Writing How-To: Using trademarked brands in fiction.

Friday, March 22, 2013
Quick writing primer today on trademarks in fiction. While using song lyrics in your fiction without first obtaining written permission is verbotten, trademarks frequently confuse writers.

What do I mean?

For example, when you refer to the drink, it's Coke, not coke. (Lowercase coke is if you're referring to cocaine.) It's a Dumpster, not a dumpster. It's a Band-Aid, not a band-aid or a bandaid.

How do you find out the proper spelling/capitalization of a product?

In today's internet age, the easiest way is to do a Google search for it. (See what I did there? Because "googling" it is wrong.) Just like you shouldn't xerox something, but you can use a Xerox copier to make a copy.

There are three basic guidelines to safely using a trademarked name in a story:

1) Don't use it as a verb.
2) Write it correctly.
3) Use it in a non-defamatory way.

Otherwise, you need to make something up.
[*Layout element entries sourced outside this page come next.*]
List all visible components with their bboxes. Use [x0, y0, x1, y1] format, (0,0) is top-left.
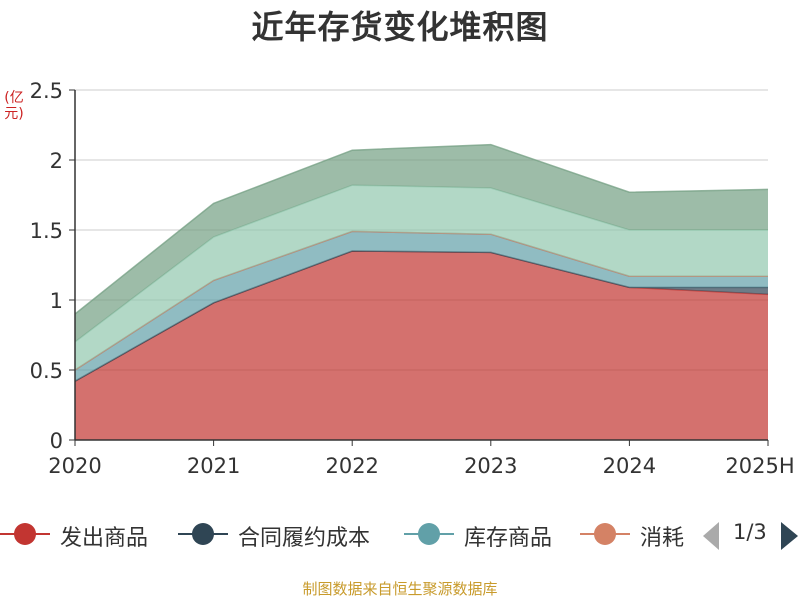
- area-series-5: [75, 144, 768, 342]
- y-tick-label: 1: [50, 289, 63, 313]
- area-series-0: [75, 251, 768, 440]
- legend-label: 合同履约成本: [238, 526, 371, 551]
- legend-page-indicator: 1/3: [733, 520, 767, 544]
- y-tick-label: 2.5: [30, 79, 63, 103]
- legend-label: 消耗: [640, 526, 685, 551]
- data-source-note: 制图数据来自恒生聚源数据库: [302, 580, 498, 598]
- legend-label: 库存商品: [464, 526, 553, 551]
- x-tick-label: 2022: [325, 454, 378, 478]
- y-tick-label: 0.5: [30, 359, 63, 383]
- prev-page-arrow-icon[interactable]: [702, 520, 722, 552]
- x-tick-label: 2024: [603, 454, 656, 478]
- legend-marker-icon: [580, 523, 630, 545]
- y-tick-label: 0: [50, 429, 63, 453]
- y-tick-label: 2: [50, 149, 63, 173]
- x-tick-label: 2025H: [725, 454, 794, 478]
- legend-marker-icon: [178, 523, 228, 545]
- y-tick-label: 1.5: [30, 219, 63, 243]
- area-series-line-5: [74, 143, 769, 315]
- x-tick-label: 2023: [464, 454, 517, 478]
- legend-marker-icon: [404, 523, 454, 545]
- legend: 发出商品 合同履约成本 库存商品 消耗: [0, 514, 800, 554]
- y-axis-unit-label: (亿元): [4, 90, 24, 122]
- next-page-arrow-icon[interactable]: [780, 520, 800, 552]
- x-tick-label: 2020: [48, 454, 101, 478]
- x-tick-label: 2021: [187, 454, 240, 478]
- axes: 0 0.5 1 1.5 2 2.5 2020 2021 2022 2023 2024 2025H: [30, 79, 795, 478]
- legend-label: 发出商品: [60, 526, 149, 551]
- chart-title: 近年存货变化堆积图: [251, 8, 549, 46]
- area-series: [74, 143, 769, 440]
- legend-marker-icon: [0, 523, 50, 545]
- area-series-4: [75, 185, 768, 370]
- legend-pager: 1/3: [700, 514, 800, 554]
No, you don't need to use the trademark or registered symbol for the brand name, and you don't need to have a list in the front of the book stating who owns the trademarks.

Here are a few references on the matter:

Can I Mention Brand Name Products in My Fiction?
Use of Trademark Names in Fiction
Trademark is Not a Verb: Guidelines From a Trademark Lawyer

2 reader comments:

  1. Tracey said...:

    I saw you talking about this the other day. You mentioned Mattel. Should Barbie be avoided?

  1. @Tracey - As long as you write it correctly and aren't using it in a disparaging way, I don't see why.